Image Fidelity [ G&W 8.1.5 ]

The process of encoding and decoding an image, $f(x,y)$, is $$f(x,y) \longrightarrow \fbox{encode} \longrightarrow \textrm{intermediate representation} \longrightarrow \fbox{decode} \longrightarrow f'(x,y)$$

where the "encode" and "decode" operations usually perform compression and decompression, respectively.

The error incurrred by this process is $e(x,y) = f'(x,y) - f(x,y)$.

Overall error is sometimes represented with the root-mean-square error (or RMS error): $$e_\textrm{rms} = \left( {1 \over N} \sum_{(x,y)} (f'(x,y) - f(x,y))^2 \right)^{0.5}$$

RMS error is only loosely related to perceptual difference. For example, here are three different compressions of a figure from the previous notes, along with their RMS error:

compression 1 of image compression 2 of image compression 3 of image [ G&W figure 8.4 ]
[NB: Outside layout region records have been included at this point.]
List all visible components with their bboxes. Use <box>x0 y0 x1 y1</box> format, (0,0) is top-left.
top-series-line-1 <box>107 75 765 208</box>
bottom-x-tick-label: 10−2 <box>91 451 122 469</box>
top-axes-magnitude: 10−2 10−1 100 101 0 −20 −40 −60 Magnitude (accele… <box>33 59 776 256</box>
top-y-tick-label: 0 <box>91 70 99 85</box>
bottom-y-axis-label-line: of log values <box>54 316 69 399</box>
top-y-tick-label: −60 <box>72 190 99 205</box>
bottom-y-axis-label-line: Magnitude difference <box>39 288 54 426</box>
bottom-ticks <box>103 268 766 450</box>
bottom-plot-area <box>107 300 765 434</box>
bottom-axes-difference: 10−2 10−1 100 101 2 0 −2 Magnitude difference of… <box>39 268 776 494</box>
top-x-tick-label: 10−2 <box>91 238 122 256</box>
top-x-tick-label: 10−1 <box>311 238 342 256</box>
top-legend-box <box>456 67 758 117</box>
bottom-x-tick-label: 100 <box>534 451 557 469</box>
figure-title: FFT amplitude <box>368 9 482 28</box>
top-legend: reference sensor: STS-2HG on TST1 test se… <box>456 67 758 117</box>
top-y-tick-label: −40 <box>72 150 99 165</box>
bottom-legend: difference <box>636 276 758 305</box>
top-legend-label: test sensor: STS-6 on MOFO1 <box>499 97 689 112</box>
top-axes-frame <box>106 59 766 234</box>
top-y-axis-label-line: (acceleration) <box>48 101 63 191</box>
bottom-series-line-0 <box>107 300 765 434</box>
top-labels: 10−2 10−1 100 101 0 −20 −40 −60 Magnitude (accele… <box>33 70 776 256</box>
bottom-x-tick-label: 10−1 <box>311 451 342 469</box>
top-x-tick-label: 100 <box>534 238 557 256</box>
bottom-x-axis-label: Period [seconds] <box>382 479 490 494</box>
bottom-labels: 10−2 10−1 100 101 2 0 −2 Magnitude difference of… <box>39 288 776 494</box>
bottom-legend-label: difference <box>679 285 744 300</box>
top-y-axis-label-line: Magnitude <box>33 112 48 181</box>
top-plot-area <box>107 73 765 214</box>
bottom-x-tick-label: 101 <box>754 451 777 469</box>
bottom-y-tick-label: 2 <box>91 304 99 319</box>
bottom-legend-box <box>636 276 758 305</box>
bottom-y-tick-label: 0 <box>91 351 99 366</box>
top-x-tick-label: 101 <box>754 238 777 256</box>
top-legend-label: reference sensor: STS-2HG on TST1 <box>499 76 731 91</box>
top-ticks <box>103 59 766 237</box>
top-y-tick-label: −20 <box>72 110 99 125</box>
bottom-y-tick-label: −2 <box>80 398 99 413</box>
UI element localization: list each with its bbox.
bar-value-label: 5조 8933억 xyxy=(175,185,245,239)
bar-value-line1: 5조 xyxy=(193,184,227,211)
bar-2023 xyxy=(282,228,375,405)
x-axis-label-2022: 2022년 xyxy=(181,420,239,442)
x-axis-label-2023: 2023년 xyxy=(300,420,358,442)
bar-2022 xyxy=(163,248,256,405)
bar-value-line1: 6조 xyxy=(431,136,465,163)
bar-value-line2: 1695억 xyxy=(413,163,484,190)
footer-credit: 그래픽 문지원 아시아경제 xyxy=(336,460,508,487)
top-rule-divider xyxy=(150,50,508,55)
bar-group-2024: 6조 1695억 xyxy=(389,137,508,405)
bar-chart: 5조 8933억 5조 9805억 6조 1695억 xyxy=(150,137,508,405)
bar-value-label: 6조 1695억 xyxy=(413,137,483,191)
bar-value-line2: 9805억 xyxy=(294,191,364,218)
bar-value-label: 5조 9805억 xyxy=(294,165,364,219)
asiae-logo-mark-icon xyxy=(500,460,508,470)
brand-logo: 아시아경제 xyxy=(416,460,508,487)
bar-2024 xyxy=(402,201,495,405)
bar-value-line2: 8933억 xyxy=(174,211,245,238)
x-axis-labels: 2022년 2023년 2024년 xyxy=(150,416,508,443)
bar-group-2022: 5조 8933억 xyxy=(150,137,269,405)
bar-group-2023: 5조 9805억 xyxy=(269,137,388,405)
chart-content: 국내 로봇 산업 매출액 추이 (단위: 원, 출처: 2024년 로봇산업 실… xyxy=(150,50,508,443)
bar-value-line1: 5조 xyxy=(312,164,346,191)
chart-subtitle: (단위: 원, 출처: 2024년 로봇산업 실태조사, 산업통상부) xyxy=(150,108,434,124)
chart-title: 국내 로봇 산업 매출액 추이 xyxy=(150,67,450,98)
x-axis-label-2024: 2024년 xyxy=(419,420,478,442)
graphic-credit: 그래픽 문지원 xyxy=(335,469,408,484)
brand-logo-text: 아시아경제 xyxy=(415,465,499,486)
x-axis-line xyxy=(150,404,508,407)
The RMS error is least in the leftmost image, but greatest in the middle image, even though the rightmost image appears to have significan missing parts.

An alternative measures is the RMS signal-to-noise ratio: $$\textrm{SNR}_\textrm{rms} = { \sum f(x,y)^2 \over \sum (f'(x,y) - f(x,y))^2 }$$

Image Compression Models [ G&W 8.1.6 ]

Here is the typical encoder/decoder pipeline:

encoder/decoder pipeline [ G&W figure 8.5 ]

In the encoder:

the mapper tries to reduce redundancy, for example with run-length encoding;
the quantizer reduces information content, for example by removing low-order bits; and
the symbol coder generates a stream of symbols, for example by replacing fixed-length symbols with variable-length symbols.

In the decoder:

the symbol decoder interprets the stream of symbols and
the inverse mapper undoes the effect of the mapper.

Note that information is lost in the quantizer and is never regained upon decoding!

The combination of an encoder and a decoder is called a codec.